General Motors hails ‘circular economy’ solution for its food waste

General Motors is composting food waste from its global headquarters in Detroit, US, for redistribution in urban farming initiatives throughout the city in what it is calling a "circular" initiative.


The company’s multi-office tower is already a zero waste to landfill site, but it also owns the Renaissance Centre – a group of seven interconnected skyscrapers co-located by the complex, which features 20 restaurants within it.

This latest initiative has seen General Motors team up with local composting startup Detroit Dirt to take food preparation scraps such as coffee grounds, fruit and vegetable peelings from these restaurant kitchens and mix them with herbivore manure. As well as local farms, the rooftop garden at the complex is also benefiting from the arrangement.

General Motors says its Renaissance Centre remains the most complex of the company’s 111 landfill-free sites as it’s the only one open to the public. The centre covers 5.5 million square feet and also hosts the Western Hemisphere’s tallest all-hotel skyscraper, 11 other businesses and 27 retailers.

The composting initiative started with a 280-seat Italian restaurant, which has generated 12,000 pounds in weight of food scraps since April. A special container has been installed at the restaurant enabling chefs to dispose of their scraps – the bin is on rollers for ease of mobility around the kitchen.

The initiative expanded in July to include five other food service outlets. Other restaurants in the building’s main food court will come on-board in the Autumn. Around 51,000 tonnes of food waste is expected to be collected by the end of the year.

General Motors has also collaborated with CBRE, the building’s property manager, to add 16 raised garden beds on an adjacent parking garage rooftop. The beds – reused shipping crates from General Motors’ Orion Assembly plant – will be tended by building staff. The compost will help filter pollutants, absorb water and provide nutrients for herbs and vegetables.

Any leftover food waste from will be converted to energy at a facility a few blocks away, and redistributed to help power local businesses in the area. According to General Motors’ global manager of waste reduction John Bradburn, “landfill-free” isn’t a finish line.

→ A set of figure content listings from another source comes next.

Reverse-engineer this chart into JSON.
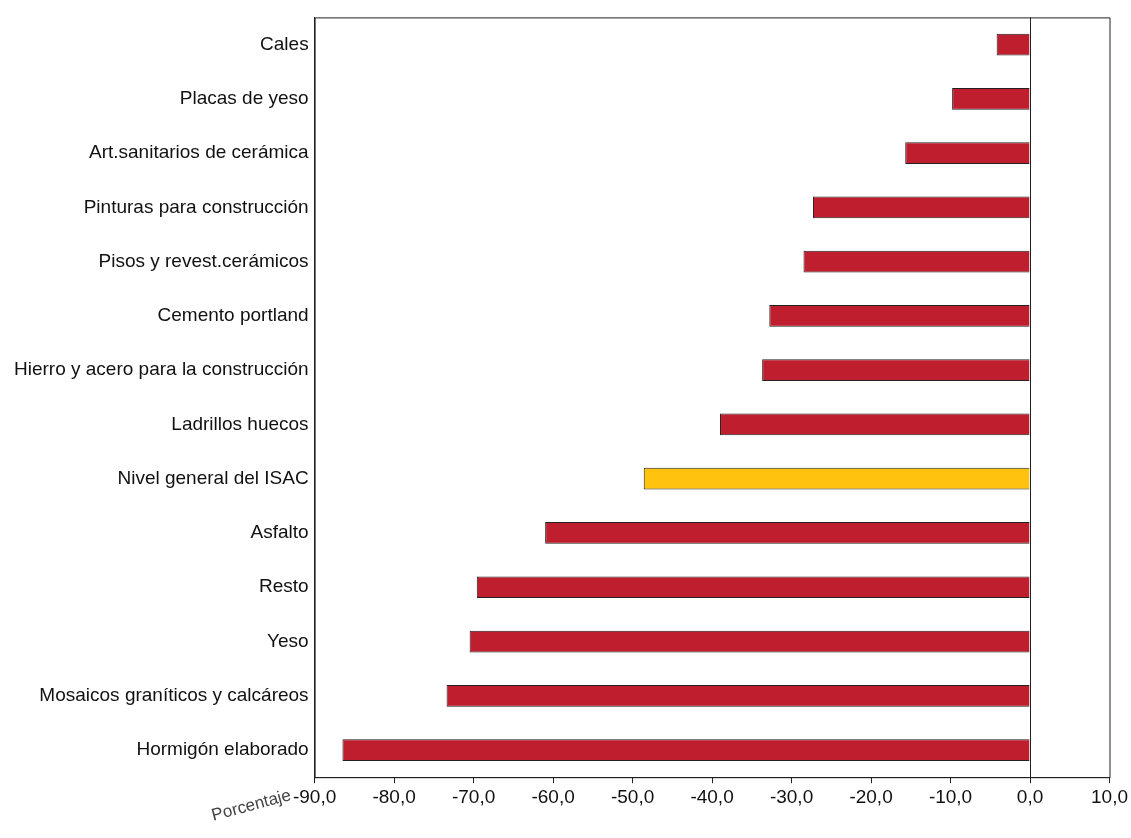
{
  "chart_data": {
    "type": "bar",
    "orientation": "horizontal",
    "xlabel": "Porcentaje",
    "categories": [
      "Cales",
      "Placas de yeso",
      "Art.sanitarios de cerámica",
      "Pinturas para construcción",
      "Pisos y revest.cerámicos",
      "Cemento portland",
      "Hierro y acero para la construcción",
      "Ladrillos huecos",
      "Nivel general del ISAC",
      "Asfalto",
      "Resto",
      "Yeso",
      "Mosaicos graníticos y calcáreos",
      "Hormigón elaborado"
    ],
    "values": [
      -4.2,
      -9.8,
      -15.7,
      -27.3,
      -28.5,
      -32.8,
      -33.7,
      -39.0,
      -48.6,
      -61.0,
      -69.6,
      -70.5,
      -73.4,
      -86.5
    ],
    "colors": [
      "#be1e2d",
      "#be1e2d",
      "#be1e2d",
      "#be1e2d",
      "#be1e2d",
      "#be1e2d",
      "#be1e2d",
      "#be1e2d",
      "#ffc20e",
      "#be1e2d",
      "#be1e2d",
      "#be1e2d",
      "#be1e2d",
      "#be1e2d"
    ],
    "xlim": [
      -90,
      10
    ],
    "xticks": [
      {
        "value": -90,
        "label": "-90,0"
      },
      {
        "value": -80,
        "label": "-80,0"
      },
      {
        "value": -70,
        "label": "-70,0"
      },
      {
        "value": -60,
        "label": "-60,0"
      },
      {
        "value": -50,
        "label": "-50,0"
      },
      {
        "value": -40,
        "label": "-40,0"
      },
      {
        "value": -30,
        "label": "-30,0"
      },
      {
        "value": -20,
        "label": "-20,0"
      },
      {
        "value": -10,
        "label": "-10,0"
      },
      {
        "value": 0,
        "label": "0,0"
      },
      {
        "value": 10,
        "label": "10,0"
      }
    ],
    "ref_lines": [
      {
        "axis": "x",
        "value": 0
      }
    ],
    "grid": false,
    "legend": false
  }
}
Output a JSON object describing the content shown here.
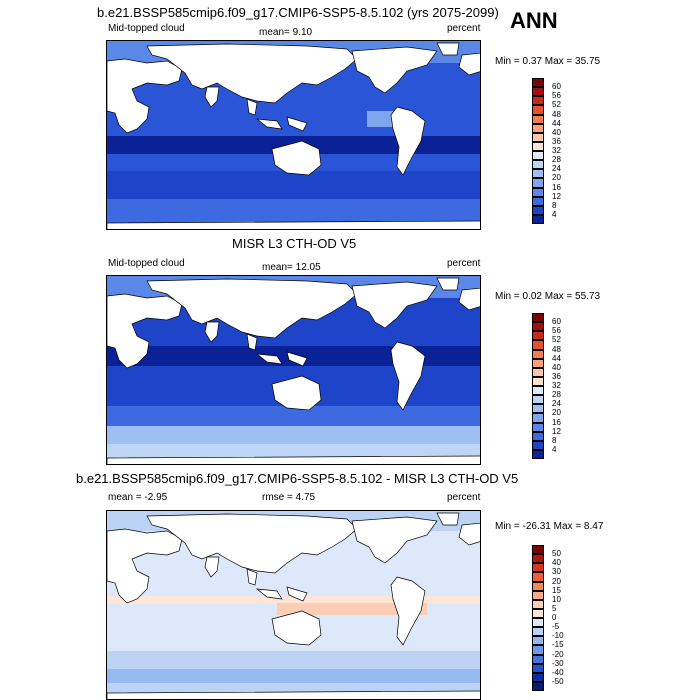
{
  "season": "ANN",
  "panels": [
    {
      "title": "b.e21.BSSP585cmip6.f09_g17.CMIP6-SSP5-8.5.102 (yrs 2075-2099)",
      "left_label": "Mid-topped cloud",
      "center_label": "mean=  9.10",
      "right_label": "percent",
      "minmax": "Min =  0.37 Max = 35.75",
      "colorbar": {
        "labels": [
          "60",
          "56",
          "52",
          "48",
          "44",
          "40",
          "36",
          "32",
          "28",
          "24",
          "20",
          "16",
          "12",
          "8",
          "4"
        ],
        "colors": [
          "#7a0403",
          "#a30f0f",
          "#c92a1c",
          "#e8502e",
          "#f47d52",
          "#f9a27c",
          "#fbc6aa",
          "#fde3d2",
          "#dfeafb",
          "#bfd5f6",
          "#9fbef2",
          "#7ea5ee",
          "#5b88e8",
          "#3d6ae0",
          "#1e45c9",
          "#0a2296"
        ]
      }
    },
    {
      "title": "MISR L3 CTH-OD V5",
      "left_label": "Mid-topped cloud",
      "center_label": "mean=  12.05",
      "right_label": "percent",
      "minmax": "Min =  0.02 Max = 55.73",
      "colorbar": {
        "labels": [
          "60",
          "56",
          "52",
          "48",
          "44",
          "40",
          "36",
          "32",
          "28",
          "24",
          "20",
          "16",
          "12",
          "8",
          "4"
        ],
        "colors": [
          "#7a0403",
          "#a30f0f",
          "#c92a1c",
          "#e8502e",
          "#f47d52",
          "#f9a27c",
          "#fbc6aa",
          "#fde3d2",
          "#dfeafb",
          "#bfd5f6",
          "#9fbef2",
          "#7ea5ee",
          "#5b88e8",
          "#3d6ae0",
          "#1e45c9",
          "#0a2296"
        ]
      }
    },
    {
      "title": "b.e21.BSSP585cmip6.f09_g17.CMIP6-SSP5-8.5.102 - MISR L3 CTH-OD V5",
      "left_label": "mean =  -2.95",
      "center_label": "rmse =  4.75",
      "right_label": "percent",
      "minmax": "Min = -26.31 Max =  8.47",
      "colorbar": {
        "labels": [
          "50",
          "40",
          "30",
          "20",
          "15",
          "10",
          "5",
          "0",
          "-5",
          "-10",
          "-15",
          "-20",
          "-30",
          "-40",
          "-50"
        ],
        "colors": [
          "#7a0403",
          "#b0160f",
          "#d93520",
          "#ef5d3a",
          "#f6875f",
          "#f9ab89",
          "#fbcdb5",
          "#fde6d8",
          "#dde8fa",
          "#bcd3f6",
          "#97b9f1",
          "#6f98ea",
          "#4574e2",
          "#2450cf",
          "#0d2ca6",
          "#081a78"
        ]
      }
    }
  ]
}
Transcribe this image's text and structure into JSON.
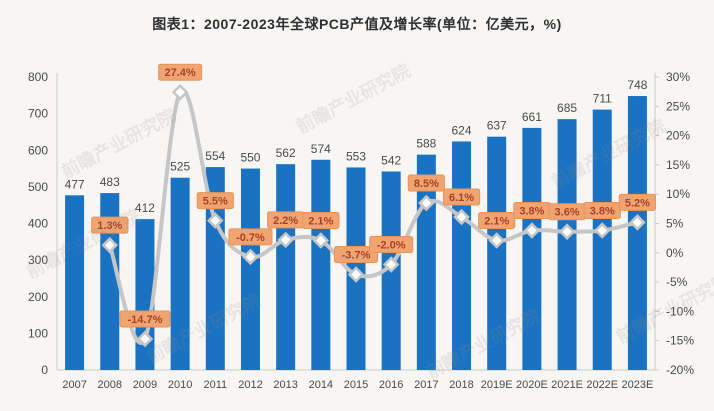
{
  "title": "图表1：2007-2023年全球PCB产值及增长率(单位：亿美元，%)",
  "watermark_text": "前瞻产业研究院",
  "colors": {
    "background": "#f7f6f4",
    "title_text": "#2f2f2f",
    "bar": "#1a72c2",
    "line": "#c6c6c6",
    "marker_fill": "#ffffff",
    "marker_stroke": "#c6c6c6",
    "growth_label_bg": "#f0a571",
    "growth_label_border": "#e69459",
    "growth_label_text": "#a8402a",
    "axis_text": "#4a4a4a",
    "axis_line": "#c9c9c9",
    "value_label_text": "#4a4a4a"
  },
  "chart_data": {
    "type": "bar",
    "subtype": "bar+line-combo",
    "title": "图表1：2007-2023年全球PCB产值及增长率(单位：亿美元，%)",
    "categories": [
      "2007",
      "2008",
      "2009",
      "2010",
      "2011",
      "2012",
      "2013",
      "2014",
      "2015",
      "2016",
      "2017",
      "2018",
      "2019E",
      "2020E",
      "2021E",
      "2022E",
      "2023E"
    ],
    "series": [
      {
        "name": "全球PCB产值(亿美元)",
        "type": "bar",
        "axis": "left",
        "values": [
          477,
          483,
          412,
          525,
          554,
          550,
          562,
          574,
          553,
          542,
          588,
          624,
          637,
          661,
          685,
          711,
          748
        ]
      },
      {
        "name": "增长率(%)",
        "type": "line",
        "axis": "right",
        "values": [
          null,
          1.3,
          -14.7,
          27.4,
          5.5,
          -0.7,
          2.2,
          2.1,
          -3.7,
          -2.0,
          8.5,
          6.1,
          2.1,
          3.8,
          3.6,
          3.8,
          5.2
        ]
      }
    ],
    "left_axis": {
      "min": 0,
      "max": 800,
      "step": 100,
      "ticks": [
        "0",
        "100",
        "200",
        "300",
        "400",
        "500",
        "600",
        "700",
        "800"
      ]
    },
    "right_axis": {
      "min": -20,
      "max": 30,
      "step": 5,
      "suffix": "%",
      "ticks": [
        "-20%",
        "-15%",
        "-10%",
        "-5%",
        "0%",
        "5%",
        "10%",
        "15%",
        "20%",
        "25%",
        "30%"
      ]
    },
    "grid": false,
    "legend": "none",
    "growth_labels": [
      "1.3%",
      "-14.7%",
      "27.4%",
      "5.5%",
      "-0.7%",
      "2.2%",
      "2.1%",
      "-3.7%",
      "-2.0%",
      "8.5%",
      "6.1%",
      "2.1%",
      "3.8%",
      "3.6%",
      "3.8%",
      "5.2%"
    ]
  }
}
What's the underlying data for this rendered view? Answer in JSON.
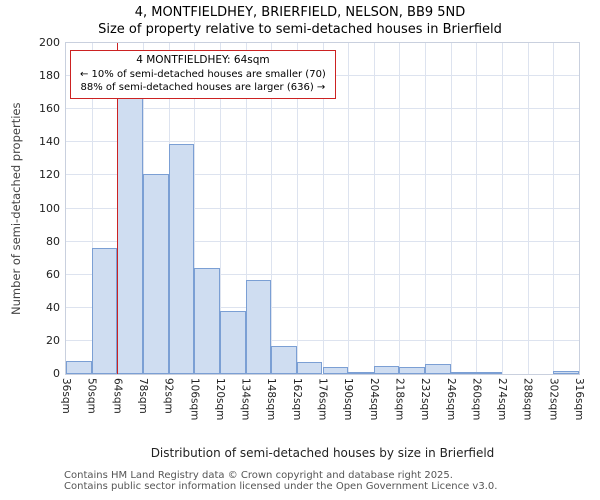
{
  "title": "4, MONTFIELDHEY, BRIERFIELD, NELSON, BB9 5ND",
  "subtitle": "Size of property relative to semi-detached houses in Brierfield",
  "annotation": {
    "line1": "4 MONTFIELDHEY: 64sqm",
    "line2": "← 10% of semi-detached houses are smaller (70)",
    "line3": "88% of semi-detached houses are larger (636) →"
  },
  "footer": {
    "line1": "Contains HM Land Registry data © Crown copyright and database right 2025.",
    "line2": "Contains public sector information licensed under the Open Government Licence v3.0."
  },
  "chart_data": {
    "type": "bar",
    "title": "4, MONTFIELDHEY, BRIERFIELD, NELSON, BB9 5ND — Size of property relative to semi-detached houses in Brierfield",
    "xlabel": "Distribution of semi-detached houses by size in Brierfield",
    "ylabel": "Number of semi-detached properties",
    "bin_start": 36,
    "bin_width": 14,
    "categories": [
      "36sqm",
      "50sqm",
      "64sqm",
      "78sqm",
      "92sqm",
      "106sqm",
      "120sqm",
      "134sqm",
      "148sqm",
      "162sqm",
      "176sqm",
      "190sqm",
      "204sqm",
      "218sqm",
      "232sqm",
      "246sqm",
      "260sqm",
      "274sqm",
      "288sqm",
      "302sqm",
      "316sqm"
    ],
    "values": [
      8,
      76,
      167,
      121,
      139,
      64,
      38,
      57,
      17,
      7,
      4,
      1,
      5,
      4,
      6,
      1,
      1,
      0,
      0,
      2
    ],
    "ylim": [
      0,
      200
    ],
    "ytick_step": 20,
    "grid": true,
    "legend": "none",
    "marker_value": 64,
    "colors": {
      "bar_fill": "#cfddf1",
      "bar_border": "#7b9fd4",
      "marker": "#cc2222",
      "grid": "#dde3ef"
    }
  }
}
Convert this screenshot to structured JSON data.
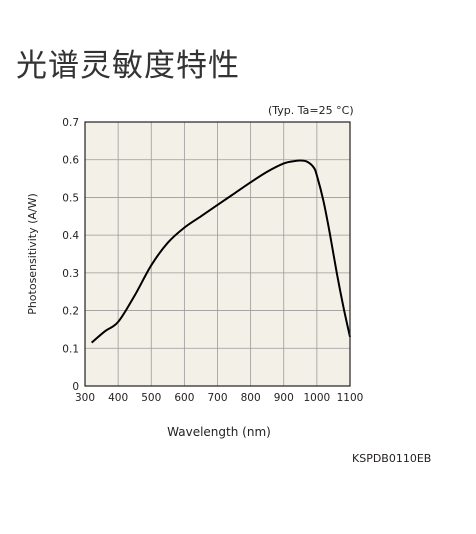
{
  "page": {
    "title": "光谱灵敏度特性",
    "note": "(Typ. Ta=25 °C)",
    "code": "KSPDB0110EB"
  },
  "chart_data": {
    "type": "line",
    "xlabel": "Wavelength (nm)",
    "ylabel": "Photosensitivity (A/W)",
    "xlim": [
      300,
      1100
    ],
    "ylim": [
      0,
      0.7
    ],
    "xticks": [
      300,
      400,
      500,
      600,
      700,
      800,
      900,
      1000,
      1100
    ],
    "xtick_labels": [
      "300",
      "400",
      "500",
      "600",
      "700",
      "800",
      "900",
      "1000",
      "1100"
    ],
    "yticks": [
      0,
      0.1,
      0.2,
      0.3,
      0.4,
      0.5,
      0.6,
      0.7
    ],
    "ytick_labels": [
      "0",
      "0.1",
      "0.2",
      "0.3",
      "0.4",
      "0.5",
      "0.6",
      "0.7"
    ],
    "grid": true,
    "colors": {
      "plot_bg": "#f3f1e7",
      "grid": "#9a9a9a",
      "line": "#000000"
    },
    "series": [
      {
        "x": [
          320,
          360,
          400,
          450,
          500,
          550,
          600,
          650,
          700,
          750,
          800,
          850,
          900,
          930,
          950,
          970,
          990,
          1000,
          1020,
          1040,
          1060,
          1080,
          1100
        ],
        "y": [
          0.115,
          0.145,
          0.17,
          0.24,
          0.32,
          0.38,
          0.42,
          0.45,
          0.48,
          0.51,
          0.54,
          0.568,
          0.59,
          0.596,
          0.598,
          0.595,
          0.58,
          0.558,
          0.49,
          0.4,
          0.3,
          0.21,
          0.13
        ]
      }
    ]
  }
}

“We look at our landfill free programme as one of continual improvement. We take resources or by-products and continue to find better ways to manage them. In case we’ll take resources from our food courts will be combined with materials from other soils and we’ll grow food with that so it becomes circular.”

Of the 111 landfill-free sites operated by the company, most of these are manufacturing bases – 50 in North Armeria, 34 in Asia Pacific, 20 in Europe, six in South America and one in Africa. On average, 97% of the waste generated from operations at these plants is recycled or reused, with 3% is converted to energy.